Environment is handled by 3 functions and it can be customized if needed (e.g.
use hash maps to speed up variable lookup):
static struct tcl_env *tcl_env_alloc(struct tcl_env *parent);
static struct tcl_var *tcl_env_var(struct tcl_env *env, tcl_value_t *name);
static struct tcl_env *tcl_env_free(struct tcl_env *env);
Environments have links from child to parent, making it possible to implement
upeval
and other commands.
Commands
The default set of commands includes “subst”, “set”, “while”, “if”, “proc”,
“return”, “break” and “continue”. There is also “puts” which can be disabled if
your target system has no stdout. Also there are some mathematical operations
taken from Picol that can be optionally disabled if you’re going to use Partcl
as a command shell and not as a programming language.
A typical command is just a C function of the following look:
static int tcl_cmd_puts(struct tcl *tcl, tcl_value_t *args, void *arg) {
tcl_value_t *text = tcl_list_at(args, 1);
puts(tcl_string(text));
return FNORMAL; /* continue to the next command normally */
It takes an interpreter object, a list of arguments and an optional pointer to
some context. Some commands have fixed arity, then the interpreter controls it.
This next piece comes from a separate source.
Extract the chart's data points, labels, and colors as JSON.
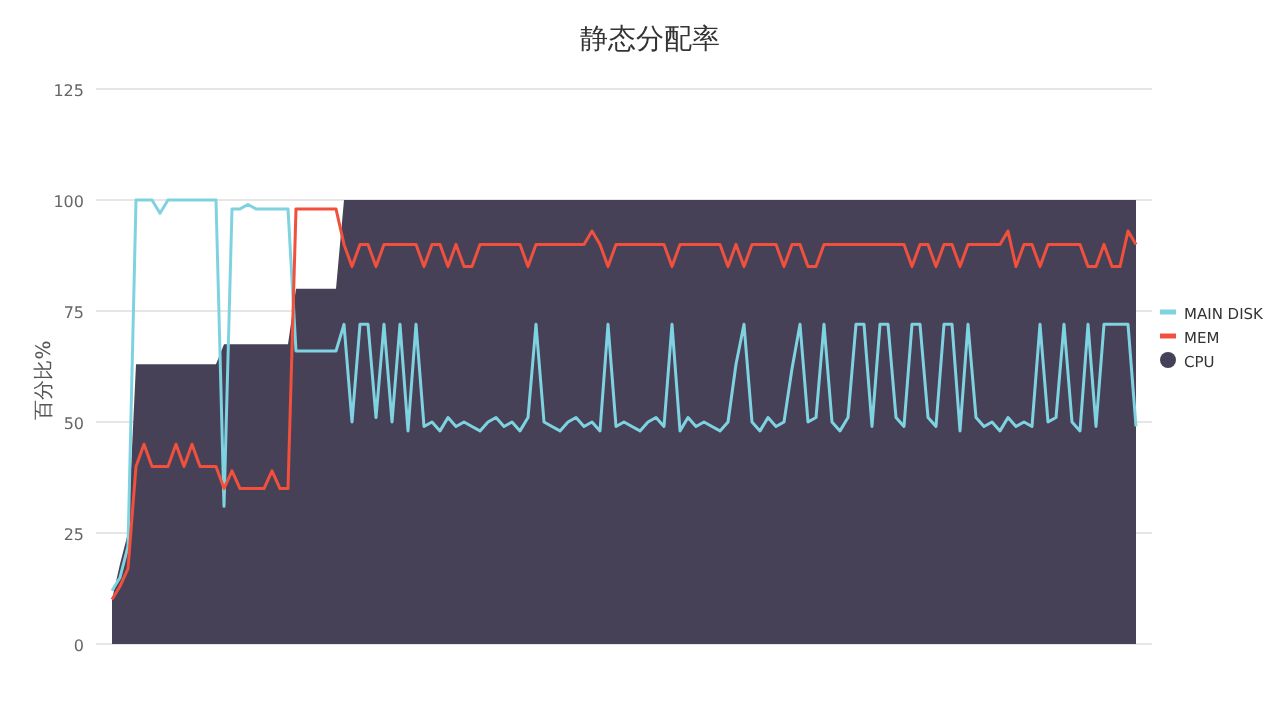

For zero arity the command must control it internally, which makes it possible
to use variadic arguments.
What’s next?
It was fun to write a real Tcl interpreter. It was even more fun to actually
use it on a real MCU. Good test coverage and no memory leaks (according to
valgrind) make it a good candidate for low-end scripting.
The whole interpreter is just a single file with no other dependencies than
libc (for
<strings.h>
and malloc/free).
I’m not sure what to do next with it, but here are some ideas:
-
Run some benchmarks to see how fast the lexer and the interpterer are.
-
Make an alternative implementation for
tcl_value_t
that uses real lists and